If you're looking for a way to convert both unstructured and structured data into vector embeddings for search indexes, Neum AI could be a good choice. This open-source framework is geared for building and managing data infrastructure for Retrieval Augmented Generation (RAG) and semantic search. It includes connectors to convert data into vector embeddings, scalable pipelines to process millions of vectors, and a production-ready cloud platform with real-time syncing and governance. Neum AI also integrates well with services like Supabase and has a variety of pricing options, including a free starter plan.

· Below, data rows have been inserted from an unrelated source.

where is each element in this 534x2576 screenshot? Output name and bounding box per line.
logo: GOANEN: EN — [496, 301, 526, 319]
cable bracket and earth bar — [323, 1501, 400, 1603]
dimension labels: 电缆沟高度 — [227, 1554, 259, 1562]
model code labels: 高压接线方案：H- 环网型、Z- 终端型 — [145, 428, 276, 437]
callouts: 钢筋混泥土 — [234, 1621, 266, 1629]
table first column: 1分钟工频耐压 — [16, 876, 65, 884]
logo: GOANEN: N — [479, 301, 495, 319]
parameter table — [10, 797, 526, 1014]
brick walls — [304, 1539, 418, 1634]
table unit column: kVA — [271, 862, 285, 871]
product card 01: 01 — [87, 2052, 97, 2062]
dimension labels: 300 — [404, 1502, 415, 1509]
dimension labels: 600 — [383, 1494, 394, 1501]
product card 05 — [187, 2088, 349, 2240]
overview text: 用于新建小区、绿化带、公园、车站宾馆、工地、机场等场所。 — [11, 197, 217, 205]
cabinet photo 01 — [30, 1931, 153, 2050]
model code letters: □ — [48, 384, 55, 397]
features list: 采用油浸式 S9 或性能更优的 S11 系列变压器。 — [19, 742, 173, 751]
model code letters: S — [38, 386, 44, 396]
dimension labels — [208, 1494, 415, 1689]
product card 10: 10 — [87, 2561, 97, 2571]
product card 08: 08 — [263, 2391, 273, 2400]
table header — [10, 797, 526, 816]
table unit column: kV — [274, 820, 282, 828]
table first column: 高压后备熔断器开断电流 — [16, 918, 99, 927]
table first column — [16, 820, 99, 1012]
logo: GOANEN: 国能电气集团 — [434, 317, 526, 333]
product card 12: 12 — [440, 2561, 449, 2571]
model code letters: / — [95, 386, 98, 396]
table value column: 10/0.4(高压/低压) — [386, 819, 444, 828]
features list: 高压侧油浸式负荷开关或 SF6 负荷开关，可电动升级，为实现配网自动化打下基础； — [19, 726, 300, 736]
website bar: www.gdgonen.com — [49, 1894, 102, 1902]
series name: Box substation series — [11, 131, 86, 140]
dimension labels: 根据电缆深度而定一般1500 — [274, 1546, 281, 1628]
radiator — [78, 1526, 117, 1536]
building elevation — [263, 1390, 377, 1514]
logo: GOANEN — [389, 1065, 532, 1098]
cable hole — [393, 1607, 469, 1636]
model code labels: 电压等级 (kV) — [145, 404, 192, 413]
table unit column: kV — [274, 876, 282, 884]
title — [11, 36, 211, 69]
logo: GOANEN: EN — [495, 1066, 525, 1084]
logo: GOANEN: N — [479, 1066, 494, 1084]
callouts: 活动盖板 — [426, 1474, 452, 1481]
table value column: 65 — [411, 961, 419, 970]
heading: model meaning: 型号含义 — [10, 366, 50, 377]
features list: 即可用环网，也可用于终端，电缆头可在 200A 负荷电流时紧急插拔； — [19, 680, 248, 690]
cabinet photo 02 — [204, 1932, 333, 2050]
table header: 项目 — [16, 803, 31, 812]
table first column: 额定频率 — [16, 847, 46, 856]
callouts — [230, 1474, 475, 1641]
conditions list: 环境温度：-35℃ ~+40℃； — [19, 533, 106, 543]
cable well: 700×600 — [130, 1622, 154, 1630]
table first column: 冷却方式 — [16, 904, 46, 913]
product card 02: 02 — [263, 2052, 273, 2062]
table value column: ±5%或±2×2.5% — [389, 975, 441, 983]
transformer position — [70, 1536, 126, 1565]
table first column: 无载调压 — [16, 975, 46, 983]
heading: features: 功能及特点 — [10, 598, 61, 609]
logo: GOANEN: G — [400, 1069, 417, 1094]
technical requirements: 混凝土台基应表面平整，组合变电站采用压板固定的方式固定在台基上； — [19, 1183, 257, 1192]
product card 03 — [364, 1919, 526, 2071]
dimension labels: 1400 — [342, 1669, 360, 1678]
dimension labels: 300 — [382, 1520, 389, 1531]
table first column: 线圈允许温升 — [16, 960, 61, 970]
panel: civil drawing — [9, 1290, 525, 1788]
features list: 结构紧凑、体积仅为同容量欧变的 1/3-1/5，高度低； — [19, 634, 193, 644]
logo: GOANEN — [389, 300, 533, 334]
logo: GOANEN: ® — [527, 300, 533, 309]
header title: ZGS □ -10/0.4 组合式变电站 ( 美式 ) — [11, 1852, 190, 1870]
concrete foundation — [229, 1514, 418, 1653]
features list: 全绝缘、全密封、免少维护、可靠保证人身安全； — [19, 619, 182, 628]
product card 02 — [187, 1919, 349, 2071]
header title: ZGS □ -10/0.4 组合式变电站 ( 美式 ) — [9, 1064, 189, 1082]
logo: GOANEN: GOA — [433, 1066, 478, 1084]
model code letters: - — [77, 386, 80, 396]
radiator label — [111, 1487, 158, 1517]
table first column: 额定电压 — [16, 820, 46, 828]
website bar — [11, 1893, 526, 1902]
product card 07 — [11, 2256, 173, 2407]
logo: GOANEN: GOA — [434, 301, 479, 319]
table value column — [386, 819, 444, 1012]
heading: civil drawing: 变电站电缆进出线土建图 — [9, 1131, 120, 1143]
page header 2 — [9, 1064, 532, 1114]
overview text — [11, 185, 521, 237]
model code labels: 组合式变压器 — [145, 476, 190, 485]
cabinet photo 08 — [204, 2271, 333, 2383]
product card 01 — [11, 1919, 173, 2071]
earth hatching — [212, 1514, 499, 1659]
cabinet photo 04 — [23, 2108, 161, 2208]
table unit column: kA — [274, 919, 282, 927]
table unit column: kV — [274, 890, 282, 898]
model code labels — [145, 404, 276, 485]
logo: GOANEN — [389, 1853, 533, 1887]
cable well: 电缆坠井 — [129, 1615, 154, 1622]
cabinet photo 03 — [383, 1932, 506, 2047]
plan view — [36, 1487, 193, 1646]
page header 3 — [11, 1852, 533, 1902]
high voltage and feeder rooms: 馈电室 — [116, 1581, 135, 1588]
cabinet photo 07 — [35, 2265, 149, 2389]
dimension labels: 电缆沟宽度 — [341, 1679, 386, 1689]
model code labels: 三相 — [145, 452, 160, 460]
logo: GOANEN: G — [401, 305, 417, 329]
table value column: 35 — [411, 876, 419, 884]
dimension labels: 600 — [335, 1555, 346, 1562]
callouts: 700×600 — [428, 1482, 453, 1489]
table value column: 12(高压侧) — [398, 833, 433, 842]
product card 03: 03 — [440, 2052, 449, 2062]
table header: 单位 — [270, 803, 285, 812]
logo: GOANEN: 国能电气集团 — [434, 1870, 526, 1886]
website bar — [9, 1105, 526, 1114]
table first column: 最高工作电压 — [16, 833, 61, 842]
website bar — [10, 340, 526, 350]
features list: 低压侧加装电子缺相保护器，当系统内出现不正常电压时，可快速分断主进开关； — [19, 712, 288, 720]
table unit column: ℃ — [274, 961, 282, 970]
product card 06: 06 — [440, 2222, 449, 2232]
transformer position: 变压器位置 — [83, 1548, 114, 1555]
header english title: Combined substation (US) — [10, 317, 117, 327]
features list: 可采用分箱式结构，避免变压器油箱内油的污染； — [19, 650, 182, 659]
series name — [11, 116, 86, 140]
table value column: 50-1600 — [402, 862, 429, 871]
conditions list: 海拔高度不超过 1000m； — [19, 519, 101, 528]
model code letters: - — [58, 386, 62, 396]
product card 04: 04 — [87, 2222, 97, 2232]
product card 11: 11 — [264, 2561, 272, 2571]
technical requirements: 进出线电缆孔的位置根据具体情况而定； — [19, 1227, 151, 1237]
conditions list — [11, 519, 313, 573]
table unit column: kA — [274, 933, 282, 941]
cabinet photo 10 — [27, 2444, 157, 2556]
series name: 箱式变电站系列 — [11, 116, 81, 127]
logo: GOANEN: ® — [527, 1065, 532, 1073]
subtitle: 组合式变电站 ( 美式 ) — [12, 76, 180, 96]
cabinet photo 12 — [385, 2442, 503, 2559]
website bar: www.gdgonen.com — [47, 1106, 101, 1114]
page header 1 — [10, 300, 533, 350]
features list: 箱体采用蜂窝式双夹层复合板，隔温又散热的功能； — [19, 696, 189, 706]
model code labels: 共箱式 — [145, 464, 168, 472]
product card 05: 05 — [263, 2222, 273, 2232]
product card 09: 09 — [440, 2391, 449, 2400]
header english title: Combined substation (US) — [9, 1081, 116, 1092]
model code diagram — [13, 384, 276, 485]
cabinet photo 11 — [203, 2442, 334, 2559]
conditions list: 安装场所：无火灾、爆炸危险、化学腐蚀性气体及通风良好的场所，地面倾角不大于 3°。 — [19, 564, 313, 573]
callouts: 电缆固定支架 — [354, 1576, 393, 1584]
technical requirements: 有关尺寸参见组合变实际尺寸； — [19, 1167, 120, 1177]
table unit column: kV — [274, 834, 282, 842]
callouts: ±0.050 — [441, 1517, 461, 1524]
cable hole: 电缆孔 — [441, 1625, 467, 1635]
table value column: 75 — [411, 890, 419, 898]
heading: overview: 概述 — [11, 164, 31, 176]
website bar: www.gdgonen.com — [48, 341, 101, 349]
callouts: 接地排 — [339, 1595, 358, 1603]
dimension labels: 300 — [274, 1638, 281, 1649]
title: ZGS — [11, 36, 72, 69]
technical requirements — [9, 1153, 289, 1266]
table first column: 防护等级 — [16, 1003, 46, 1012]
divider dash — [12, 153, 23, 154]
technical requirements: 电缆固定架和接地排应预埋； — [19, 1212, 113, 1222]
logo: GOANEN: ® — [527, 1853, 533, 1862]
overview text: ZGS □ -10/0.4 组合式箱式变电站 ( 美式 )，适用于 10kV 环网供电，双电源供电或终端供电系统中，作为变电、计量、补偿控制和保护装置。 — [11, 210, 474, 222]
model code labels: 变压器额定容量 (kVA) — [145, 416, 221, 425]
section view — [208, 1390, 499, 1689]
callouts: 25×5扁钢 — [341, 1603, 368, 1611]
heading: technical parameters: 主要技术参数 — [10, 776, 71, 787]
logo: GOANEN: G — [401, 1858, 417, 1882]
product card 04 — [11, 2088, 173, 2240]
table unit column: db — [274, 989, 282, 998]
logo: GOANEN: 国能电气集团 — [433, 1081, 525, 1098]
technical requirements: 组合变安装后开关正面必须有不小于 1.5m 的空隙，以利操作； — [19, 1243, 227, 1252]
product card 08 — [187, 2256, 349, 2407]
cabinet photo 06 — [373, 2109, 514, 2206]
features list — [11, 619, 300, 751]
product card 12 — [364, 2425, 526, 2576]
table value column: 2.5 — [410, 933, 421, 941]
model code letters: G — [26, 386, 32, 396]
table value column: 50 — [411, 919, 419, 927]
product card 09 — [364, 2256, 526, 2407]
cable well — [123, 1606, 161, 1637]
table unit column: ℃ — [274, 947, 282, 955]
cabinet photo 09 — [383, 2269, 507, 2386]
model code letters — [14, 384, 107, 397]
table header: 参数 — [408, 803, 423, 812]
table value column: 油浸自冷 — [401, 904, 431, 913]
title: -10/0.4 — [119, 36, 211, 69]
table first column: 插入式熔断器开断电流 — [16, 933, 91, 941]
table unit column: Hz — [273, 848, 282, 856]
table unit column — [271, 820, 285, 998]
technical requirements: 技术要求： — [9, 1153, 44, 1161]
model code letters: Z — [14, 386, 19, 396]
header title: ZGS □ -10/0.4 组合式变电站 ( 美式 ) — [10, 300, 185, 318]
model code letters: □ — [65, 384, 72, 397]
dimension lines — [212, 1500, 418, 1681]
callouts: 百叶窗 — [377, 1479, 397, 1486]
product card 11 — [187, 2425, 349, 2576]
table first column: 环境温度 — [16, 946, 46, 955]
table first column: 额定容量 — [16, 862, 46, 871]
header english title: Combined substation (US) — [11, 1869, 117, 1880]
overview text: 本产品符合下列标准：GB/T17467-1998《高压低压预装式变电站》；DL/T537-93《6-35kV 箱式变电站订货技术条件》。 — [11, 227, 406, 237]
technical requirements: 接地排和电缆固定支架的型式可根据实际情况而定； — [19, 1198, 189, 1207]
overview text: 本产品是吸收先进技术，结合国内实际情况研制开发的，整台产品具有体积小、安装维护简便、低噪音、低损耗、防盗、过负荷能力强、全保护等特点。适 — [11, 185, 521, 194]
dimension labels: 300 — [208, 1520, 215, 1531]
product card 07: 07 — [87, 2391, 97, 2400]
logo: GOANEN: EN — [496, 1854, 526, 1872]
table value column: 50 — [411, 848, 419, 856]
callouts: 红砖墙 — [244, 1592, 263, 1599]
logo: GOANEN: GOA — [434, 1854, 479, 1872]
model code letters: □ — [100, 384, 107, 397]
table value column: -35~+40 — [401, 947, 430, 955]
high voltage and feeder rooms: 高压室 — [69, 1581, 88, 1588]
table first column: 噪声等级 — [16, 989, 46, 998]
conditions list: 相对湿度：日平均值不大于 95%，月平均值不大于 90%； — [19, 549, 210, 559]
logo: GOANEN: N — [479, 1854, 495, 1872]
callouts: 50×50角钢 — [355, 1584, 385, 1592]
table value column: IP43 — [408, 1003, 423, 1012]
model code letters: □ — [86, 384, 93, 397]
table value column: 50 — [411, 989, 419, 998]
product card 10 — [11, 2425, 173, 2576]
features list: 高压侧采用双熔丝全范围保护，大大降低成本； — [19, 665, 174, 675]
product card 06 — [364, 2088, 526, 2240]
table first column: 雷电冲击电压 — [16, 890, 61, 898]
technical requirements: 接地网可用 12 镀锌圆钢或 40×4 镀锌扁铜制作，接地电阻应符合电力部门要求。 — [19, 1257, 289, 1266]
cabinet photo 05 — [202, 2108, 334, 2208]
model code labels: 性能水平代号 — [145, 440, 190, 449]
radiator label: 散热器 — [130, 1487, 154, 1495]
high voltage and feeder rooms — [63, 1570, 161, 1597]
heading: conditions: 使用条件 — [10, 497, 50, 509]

Another good option is Trieve, a full-stack infrastructure for building search, recommendations and RAG experiences. It includes private managed embedding models, SPLADE full-text neural search and semantic vector search. Trieve offers advanced search features like date recency biasing and sub-sentence highlighting, and customers can use their own embedding models or defaults from open-source libraries. The service is easy to get started with, with a free plan for non-commercial self-hosting and several paid plans for different needs and scale.
If you prefer a more serverless approach, check out Pinecone. This vector database is designed for fast querying and retrieval of similar matches across billions of items in milliseconds. It offers low-latency vector search, metadata filtering and real-time updates, so it's good for high-scale use. Pinecone offers a range of pricing options and integrates with major cloud providers, so you can manage your data efficiently and securely.
Last, Airbyte is an open-source data integration platform that can move data efficiently from more than 300 structured and unstructured sources to many destinations. It includes a Connector Builder for custom connectors and can integrate with services like OpenAI. Airbyte is geared for data engineers and analytics engineers, with flexible deployment options and strong security, so it's a good option for anyone who needs to handle a range of data integration tasks.